Moa boosts first quarter sales, expects higher margins to drive profits

By Tina Morrison

July 22 (BusinessDesk) - Moa Group, the unprofitable boutique beer maker, increased first quarter sales volumes 95 percent after moving to a more direct distribution structure in New Zealand, its largest market.

Beers sales volumes rose to 264,000 litres in the three months ended June 30, from 135,000 litres in the year earlier period, the Auckland-based company said in a statement. Moa didn't detail its first quarter sales value or profitability.

The brewer, which went public in 2012, missed its earnings targets last year and called on the financial support of its major shareholders following lower-than-expected sales that it blamed on problems with its previous distributor. Moa said it is has doubled its market share in supermarkets to 7.2 percent since changing its sales and distribution structure in October, and is now the fourth-biggest craft beer behind rival brands Monteiths, Macs and Boundary Road, which are owned by DB Breweries, Lion and Independent Liquor respectively.

The company said it expects to boost its gross margin in the current financial year, without providing a target. Last financial year the gross margin rose to 19 percent in the second half from 14 percent in the first half, it said.

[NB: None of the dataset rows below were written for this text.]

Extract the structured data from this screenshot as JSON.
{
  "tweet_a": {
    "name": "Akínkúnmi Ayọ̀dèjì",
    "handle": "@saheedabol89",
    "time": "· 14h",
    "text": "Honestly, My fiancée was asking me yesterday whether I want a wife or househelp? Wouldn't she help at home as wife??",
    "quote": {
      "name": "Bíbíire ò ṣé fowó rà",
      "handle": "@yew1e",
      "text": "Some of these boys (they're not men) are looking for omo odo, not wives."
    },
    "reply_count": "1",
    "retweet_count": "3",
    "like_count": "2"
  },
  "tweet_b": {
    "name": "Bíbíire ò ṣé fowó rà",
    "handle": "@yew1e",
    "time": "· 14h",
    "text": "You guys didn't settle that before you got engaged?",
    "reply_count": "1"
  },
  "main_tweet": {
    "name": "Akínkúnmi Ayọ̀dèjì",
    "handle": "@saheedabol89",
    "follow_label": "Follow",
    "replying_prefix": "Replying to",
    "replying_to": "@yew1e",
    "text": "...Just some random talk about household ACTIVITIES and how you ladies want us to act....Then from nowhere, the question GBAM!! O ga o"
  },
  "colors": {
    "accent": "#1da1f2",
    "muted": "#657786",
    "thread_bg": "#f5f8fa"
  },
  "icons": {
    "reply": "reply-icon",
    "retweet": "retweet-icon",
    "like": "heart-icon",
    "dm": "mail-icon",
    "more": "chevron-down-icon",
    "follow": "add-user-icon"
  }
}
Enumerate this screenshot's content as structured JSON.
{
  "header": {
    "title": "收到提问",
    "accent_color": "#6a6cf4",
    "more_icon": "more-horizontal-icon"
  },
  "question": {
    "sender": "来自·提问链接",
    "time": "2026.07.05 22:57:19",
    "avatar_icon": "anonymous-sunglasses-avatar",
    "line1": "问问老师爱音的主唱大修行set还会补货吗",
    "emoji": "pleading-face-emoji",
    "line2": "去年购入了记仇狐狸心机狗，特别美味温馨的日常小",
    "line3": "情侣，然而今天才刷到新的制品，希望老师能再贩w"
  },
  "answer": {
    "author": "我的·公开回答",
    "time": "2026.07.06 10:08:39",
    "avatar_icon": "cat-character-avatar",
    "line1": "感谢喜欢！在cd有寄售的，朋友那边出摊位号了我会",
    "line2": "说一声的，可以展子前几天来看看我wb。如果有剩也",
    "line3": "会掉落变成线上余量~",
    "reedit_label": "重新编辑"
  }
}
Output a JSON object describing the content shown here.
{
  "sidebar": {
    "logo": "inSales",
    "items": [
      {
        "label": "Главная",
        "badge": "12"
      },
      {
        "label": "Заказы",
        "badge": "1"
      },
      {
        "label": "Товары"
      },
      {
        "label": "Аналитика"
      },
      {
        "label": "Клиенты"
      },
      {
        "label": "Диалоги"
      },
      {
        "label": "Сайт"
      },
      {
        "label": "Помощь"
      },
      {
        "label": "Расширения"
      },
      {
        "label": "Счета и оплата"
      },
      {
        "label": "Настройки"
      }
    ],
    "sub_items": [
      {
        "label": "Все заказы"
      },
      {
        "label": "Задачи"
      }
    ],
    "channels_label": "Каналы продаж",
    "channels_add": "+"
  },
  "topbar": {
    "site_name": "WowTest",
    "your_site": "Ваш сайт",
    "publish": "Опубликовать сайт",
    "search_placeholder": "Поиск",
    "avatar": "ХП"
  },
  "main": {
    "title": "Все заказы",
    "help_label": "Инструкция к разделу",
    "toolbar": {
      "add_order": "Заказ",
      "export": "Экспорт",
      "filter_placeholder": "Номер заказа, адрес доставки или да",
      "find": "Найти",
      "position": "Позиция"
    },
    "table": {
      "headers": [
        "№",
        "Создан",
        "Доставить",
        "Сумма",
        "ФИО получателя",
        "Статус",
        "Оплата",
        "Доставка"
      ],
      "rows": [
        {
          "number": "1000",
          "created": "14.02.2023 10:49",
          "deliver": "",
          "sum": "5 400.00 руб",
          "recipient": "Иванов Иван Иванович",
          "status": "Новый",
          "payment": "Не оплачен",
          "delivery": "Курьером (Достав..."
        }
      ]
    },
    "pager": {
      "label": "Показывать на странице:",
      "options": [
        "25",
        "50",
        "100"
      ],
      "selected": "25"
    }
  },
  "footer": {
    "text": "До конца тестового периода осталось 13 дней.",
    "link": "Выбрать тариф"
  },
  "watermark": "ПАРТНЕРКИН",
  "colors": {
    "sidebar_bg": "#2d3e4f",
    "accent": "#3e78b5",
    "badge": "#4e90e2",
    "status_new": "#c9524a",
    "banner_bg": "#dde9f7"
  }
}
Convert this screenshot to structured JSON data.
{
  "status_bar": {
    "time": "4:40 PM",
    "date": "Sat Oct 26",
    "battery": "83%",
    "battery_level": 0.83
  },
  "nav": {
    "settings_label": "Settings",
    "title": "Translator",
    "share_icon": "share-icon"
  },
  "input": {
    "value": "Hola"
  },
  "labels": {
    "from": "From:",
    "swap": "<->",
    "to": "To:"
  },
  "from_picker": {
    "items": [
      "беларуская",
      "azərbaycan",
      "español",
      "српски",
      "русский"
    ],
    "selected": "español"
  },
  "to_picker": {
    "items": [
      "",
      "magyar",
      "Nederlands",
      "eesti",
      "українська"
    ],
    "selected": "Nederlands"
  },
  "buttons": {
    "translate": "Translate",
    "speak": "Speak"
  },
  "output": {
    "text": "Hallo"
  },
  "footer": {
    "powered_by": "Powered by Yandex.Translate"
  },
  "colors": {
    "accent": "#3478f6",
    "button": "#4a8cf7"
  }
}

"We are confident that by year end the margin the business delivers will be substantially greater," the company said. "This will considerably improve the timeframe to achieve profitability."

Moa expects to update shareholders on its capital management plans at its annual meeting on Thursday.

At the end of its financial year on March 31, the company had $4.1 million of cash reserves, down from $11.5 million a year earlier and said it was looking at a range of financing alternatives to ensure it had adequate capital resources to support its growth plans.

Pioneer Capital, which owns 24 percent of the company, and The Business Bakery, on 23 percent, provided Moa with a letter of commitment to provide financial support enabling the group to continue to operate for at least a year, according to its annual accounts.

Shares in Moa last traded at 42 cents, and have shed 66 percent the past year, the second-worst performer on the NZX All Index of 115 stocks.